Video coding frame types include I-frames, P-frames, and B-frames.
Here are some common coding formats. Their main differences involve compression ratio, compatibility, encoding and decoding performance, and related tradeoffs. You can look up the details separately:
- Audio: WAV, AAC, MP3.
- Video: H.264, HEVC (H.265), VP9, AV1.
One very important concept here is bitrate. Bitrate is the amount of data per unit of time. Its unit is bps, or bits per second, and it is commonly expressed as kbps. Total video size is approximately bitrate multiplied by duration. In practice, bitrate is the most important factor affecting smooth video playback.
The raw video bitrate above is about 39,600 kbps, and the raw audio bitrate is about 1,411.2 kbps. During encoding, audio and video bitrate can be set separately and, in theory, to arbitrary values. But the lower the bitrate, the lower the clarity and fidelity. After the bitrate becomes high enough, increasing it further no longer improves clarity. The following reference chart shows recommended bitrates for common quality levels while maintaining smoothness and clarity.

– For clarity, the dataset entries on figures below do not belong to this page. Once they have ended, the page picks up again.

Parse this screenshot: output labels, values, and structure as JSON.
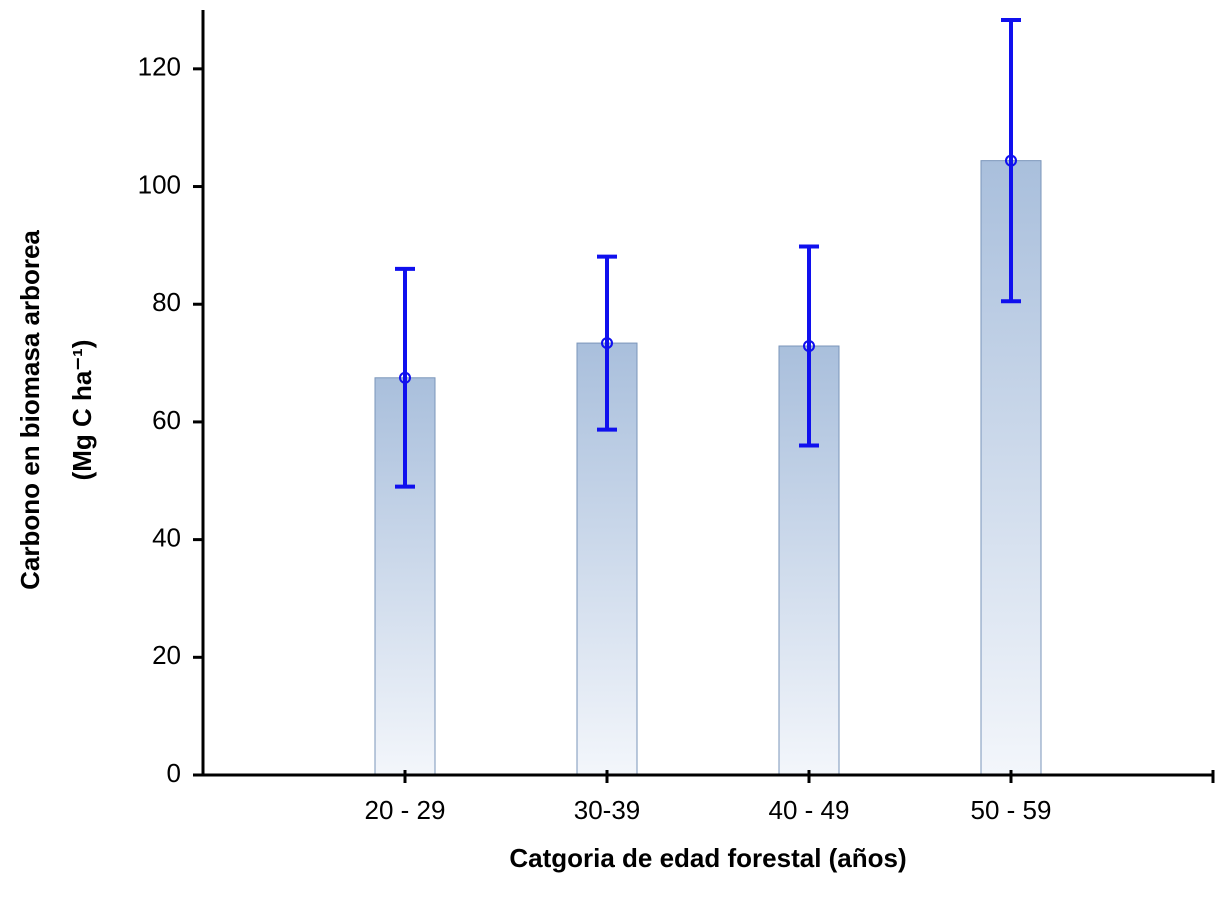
{
  "chart_data": {
    "type": "bar",
    "x_label": "Catgoria de edad forestal (años)",
    "y_label": [
      "Carbono en biomasa arborea",
      "(Mg C ha⁻¹)"
    ],
    "categories": [
      "20 - 29",
      "30-39",
      "40 - 49",
      "50 - 59"
    ],
    "values": [
      67.5,
      73.4,
      72.9,
      104.4
    ],
    "errors": [
      18.5,
      14.7,
      16.9,
      23.9
    ],
    "color": "#a9bfdc",
    "error_color": "#1010ee",
    "ylim": [
      0,
      130
    ],
    "yticks": [
      0,
      20,
      40,
      60,
      80,
      100,
      120
    ]
  }
}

Once you have a video stream, can you play it directly? The answer is no. Like other files, a video also needs metadata in addition to the raw video stream, such as duration, resolution, coding format, and author. It also needs a way to combine video streams, audio streams, subtitles, and other tracks. This part is called the video container format. Common examples include MP4, FLV, and MKV, usually reflected by the file extension.

To summarize, common video properties include resolution, frame rate, bitrate, codec format, and container format. In the image below, the left side shows the complete video production workflow, and the right side shows an example of an online ESG video.


In summary, common ways to compress video files include the following. For an intuitive comparison, see Video Compare:
- Reduce resolution.
- Reduce frame rate.
- Reduce bitrate.
- Use a more advanced codec format.
The video playback workflow is basically the reverse of the production workflow above:

In addition to downloading a file and playing it locally, there are also streaming media solutions such as HLS, RTMP, and DASH. If you are interested, you can continue exploring those topics.
Common Tools
- FFmpeg: a powerful audio and video processing tool that supports encoding, decoding, format conversion, stream processing, and more.

- VLC: an open-source, cross-platform multimedia player that supports a wide range of audio/video formats and network streaming protocols.